Stewart Foster, Managing Director of NCFE Awarding said:
“We’re delighted to support the Commission which is very well timed to address the changing demands of the sector across the next 10 years. We believe that this work will help to drive through change as well as position colleges to bridge future skills gaps across the four nations.”
Graham Hasting-Evans, Group Managing Director, NOCN said:
“What we train, how we train and the medium and facilities for training are going to change radically over the next five years. AI, digital, new materials and new methods are going to have a profound impact. Hence it is essential that colleges start to develop their view on what their delivery will look out in the future; how they will manage the transition and where the funding will come from for the significant investment that will be required.

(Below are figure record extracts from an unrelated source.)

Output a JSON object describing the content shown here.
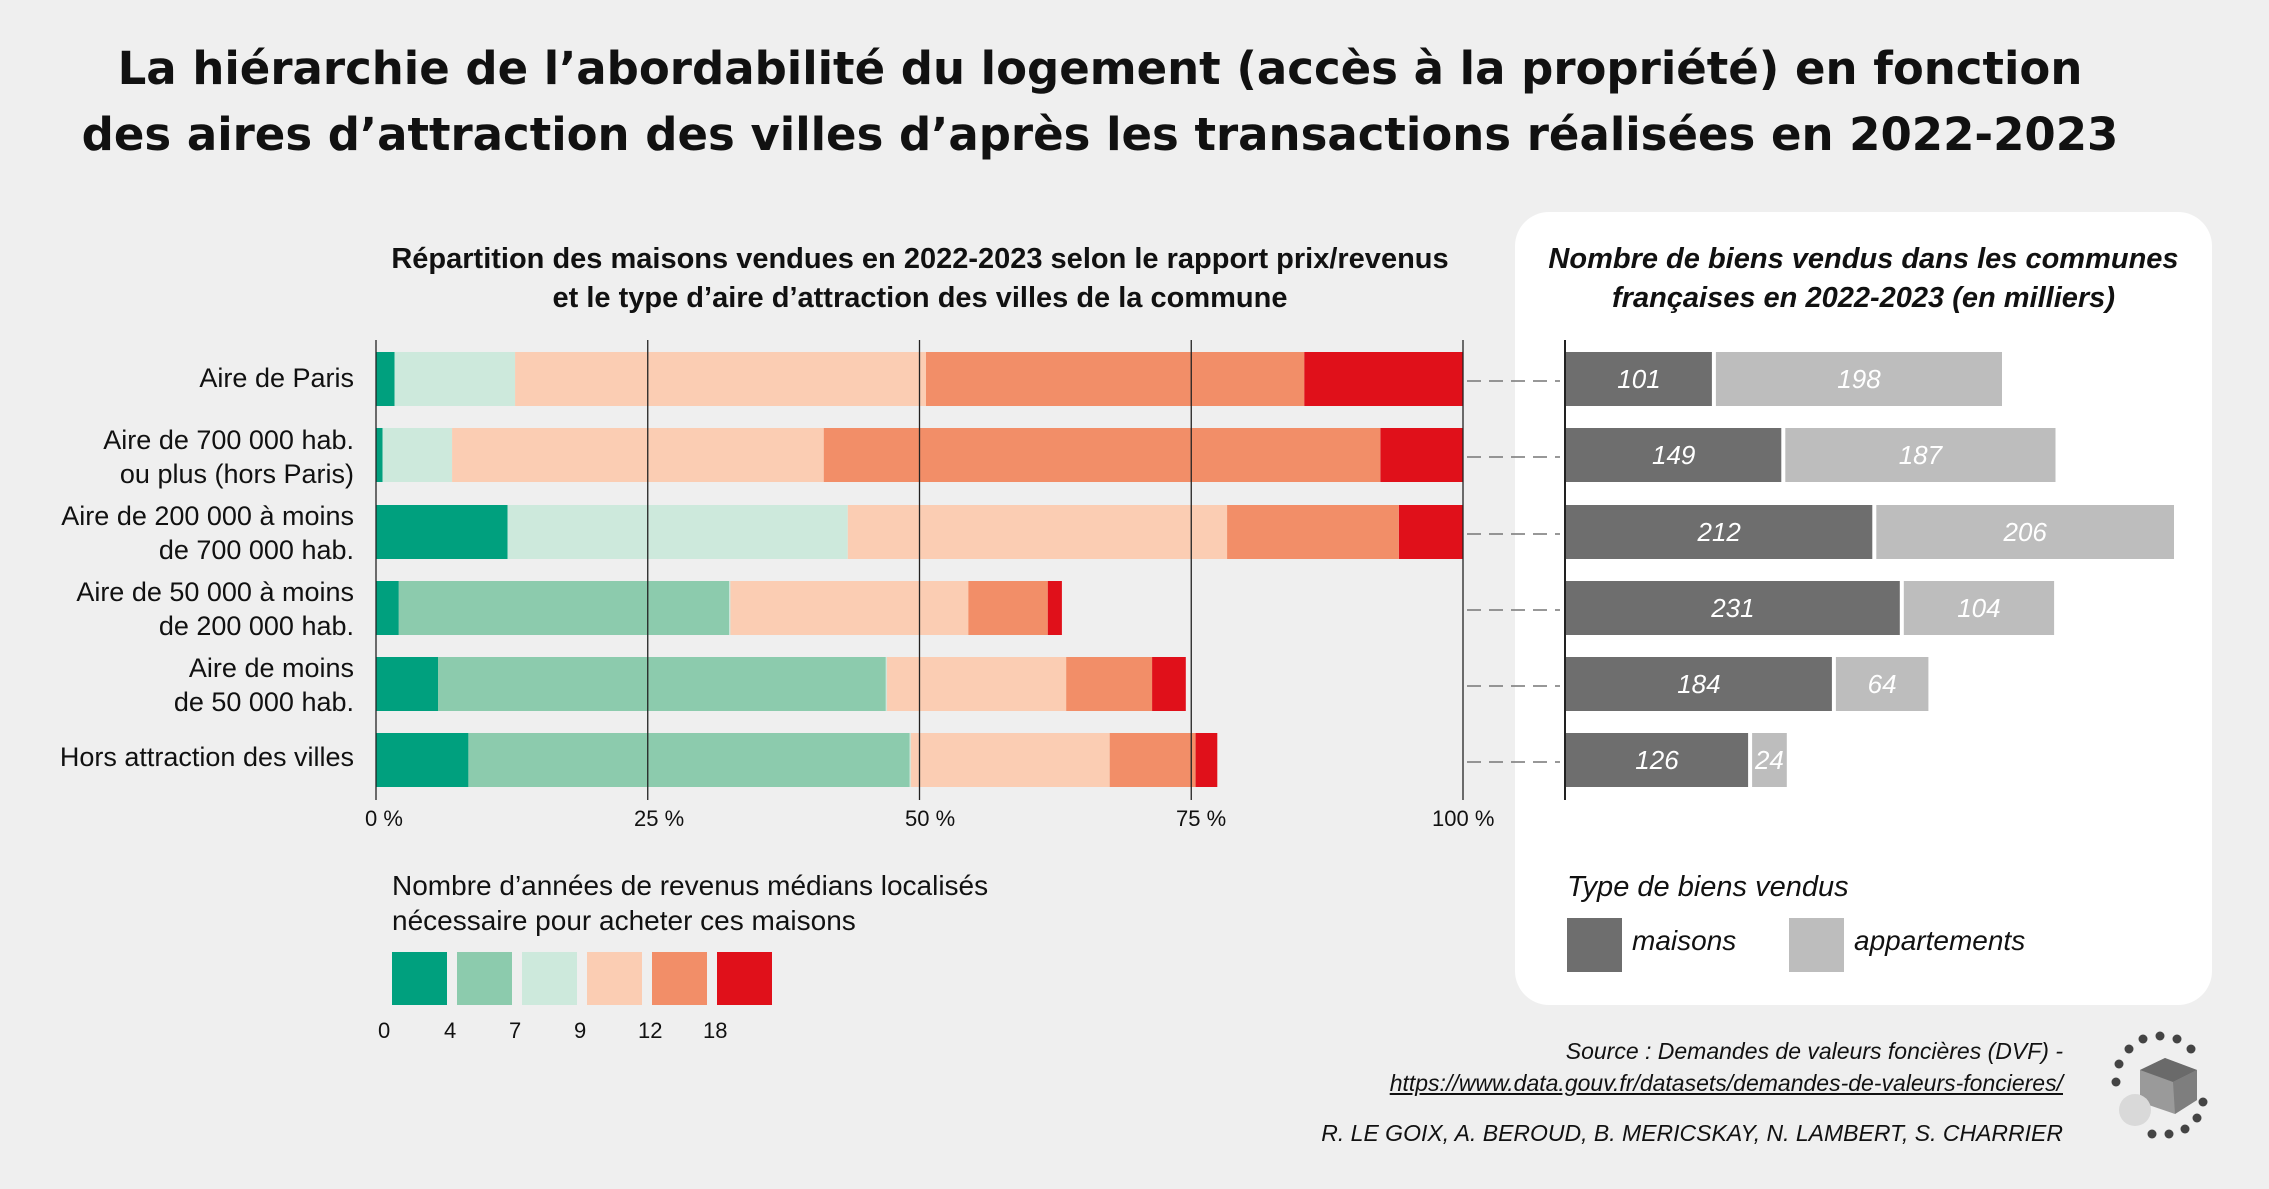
{
  "title": {
    "line1": "La hiérarchie de l’abordabilité du logement (accès à la propriété) en fonction",
    "line2": "des aires d’attraction des villes d’après les transactions réalisées en 2022-2023"
  },
  "left_subtitle": {
    "line1": "Répartition des maisons vendues en 2022-2023 selon le rapport prix/revenus",
    "line2": "et le type d’aire d’attraction des villes de la commune"
  },
  "right_subtitle": {
    "line1": "Nombre de biens vendus dans les communes",
    "line2": "françaises en 2022-2023 (en milliers)"
  },
  "categories": [
    {
      "line1": "Aire de Paris",
      "line2": ""
    },
    {
      "line1": "Aire de 700 000 hab.",
      "line2": "ou plus (hors Paris)"
    },
    {
      "line1": "Aire de 200 000 à moins",
      "line2": "de 700 000 hab."
    },
    {
      "line1": "Aire de 50 000 à moins",
      "line2": "de 200 000 hab."
    },
    {
      "line1": "Aire de moins",
      "line2": "de 50 000 hab."
    },
    {
      "line1": "Hors attraction des villes",
      "line2": ""
    }
  ],
  "legend": {
    "title_line1": "Nombre d’années de revenus médians localisés",
    "title_line2": "nécessaire pour acheter ces maisons",
    "ticks": [
      "0",
      "4",
      "7",
      "9",
      "12",
      "18"
    ],
    "colors": [
      "#00a07e",
      "#8ccbad",
      "#cde9dc",
      "#fbcdb3",
      "#f28e68",
      "#e0101a"
    ]
  },
  "type_legend": {
    "title": "Type de biens vendus",
    "items": [
      {
        "label": "maisons",
        "color": "#6e6e6e"
      },
      {
        "label": "appartements",
        "color": "#bdbdbd"
      }
    ]
  },
  "source": {
    "line1": "Source : Demandes de valeurs foncières (DVF) -",
    "url": "https://www.data.gouv.fr/datasets/demandes-de-valeurs-foncieres/",
    "authors": "R. LE GOIX, A. BEROUD, B. MERICSKAY, N. LAMBERT, S. CHARRIER"
  },
  "chart_data": [
    {
      "type": "bar",
      "stacked": true,
      "orientation": "horizontal",
      "title": "Répartition des maisons vendues en 2022-2023 selon le rapport prix/revenus et le type d’aire d’attraction des villes de la commune",
      "xlim": [
        0,
        100
      ],
      "xticks": [
        "0 %",
        "25 %",
        "50 %",
        "75 %",
        "100 %"
      ],
      "categories": [
        "Aire de Paris",
        "Aire de 700 000 hab. ou plus (hors Paris)",
        "Aire de 200 000 à moins de 700 000 hab.",
        "Aire de 50 000 à moins de 200 000 hab.",
        "Aire de moins de 50 000 hab.",
        "Hors attraction des villes"
      ],
      "series": [
        {
          "name": "0-4",
          "values": [
            1.7,
            0.6,
            12.1,
            2.1,
            5.7,
            8.5
          ]
        },
        {
          "name": "4-7",
          "values": [
            0,
            0,
            0,
            30.4,
            41.2,
            40.6
          ]
        },
        {
          "name": "7-9",
          "values": [
            11.1,
            6.4,
            31.3,
            0.1,
            0.1,
            0.1
          ]
        },
        {
          "name": "9-12",
          "values": [
            37.8,
            34.2,
            34.9,
            21.9,
            16.5,
            18.3
          ]
        },
        {
          "name": "12-18",
          "values": [
            34.8,
            51.2,
            15.8,
            7.3,
            7.9,
            7.9
          ]
        },
        {
          "name": "18+",
          "values": [
            14.6,
            7.6,
            5.9,
            1.3,
            3.1,
            2.0
          ]
        }
      ]
    },
    {
      "type": "bar",
      "stacked": true,
      "orientation": "horizontal",
      "title": "Nombre de biens vendus dans les communes françaises en 2022-2023 (en milliers)",
      "categories": [
        "Aire de Paris",
        "Aire de 700 000 hab. ou plus (hors Paris)",
        "Aire de 200 000 à moins de 700 000 hab.",
        "Aire de 50 000 à moins de 200 000 hab.",
        "Aire de moins de 50 000 hab.",
        "Hors attraction des villes"
      ],
      "series": [
        {
          "name": "maisons",
          "values": [
            101,
            149,
            212,
            231,
            184,
            126
          ]
        },
        {
          "name": "appartements",
          "values": [
            198,
            187,
            206,
            104,
            64,
            24
          ]
        }
      ]
    }
  ]
}
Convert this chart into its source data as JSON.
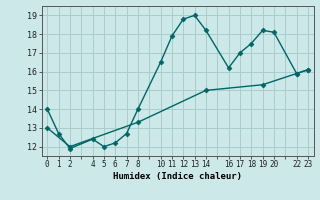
{
  "xlabel": "Humidex (Indice chaleur)",
  "ylabel": "",
  "background_color": "#cce8e8",
  "grid_color": "#aacccc",
  "line_color": "#006666",
  "xlim": [
    -0.5,
    23.5
  ],
  "ylim": [
    11.5,
    19.5
  ],
  "xticks_major": [
    0,
    1,
    2,
    4,
    5,
    6,
    7,
    8,
    10,
    11,
    12,
    13,
    14,
    16,
    17,
    18,
    19,
    20,
    22,
    23
  ],
  "xtick_labels": [
    "0",
    "1",
    "2",
    "",
    "4",
    "5",
    "6",
    "7",
    "8",
    "",
    "10",
    "11",
    "12",
    "13",
    "14",
    "",
    "16",
    "17",
    "18",
    "19",
    "20",
    "",
    "22",
    "23"
  ],
  "yticks": [
    12,
    13,
    14,
    15,
    16,
    17,
    18,
    19
  ],
  "line1_x": [
    0,
    1,
    2,
    4,
    5,
    6,
    7,
    8,
    10,
    11,
    12,
    13,
    14,
    16,
    17,
    18,
    19,
    20,
    22,
    23
  ],
  "line1_y": [
    14.0,
    12.7,
    11.9,
    12.4,
    12.0,
    12.2,
    12.7,
    14.0,
    16.5,
    17.9,
    18.8,
    19.0,
    18.2,
    16.2,
    17.0,
    17.5,
    18.2,
    18.1,
    15.9,
    16.1
  ],
  "line2_x": [
    0,
    2,
    8,
    14,
    19,
    22,
    23
  ],
  "line2_y": [
    13.0,
    12.0,
    13.3,
    15.0,
    15.3,
    15.9,
    16.1
  ]
}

NOCN is therefore delighted to be able to support this critical initiative.”
Cindy Rampersaud, Senior Vice President BTEC and Apprenticeships at Pearson said:
"At Pearson, we know that colleges are a central part of our education systems, right across the UK. And with rapid changes in technology, careers, demography, business ecosystems and so much more besides, this Independent Commission has a key role to play in setting out a vision which ensures that the colleges of the future continues to play a key role in responding to these challenges - for young people and adults throughout their educational journey - providing academic, technical and applied general pathways to continue to support social and economic growth for a diverse range of learners, communities and more broadly for UK PLC."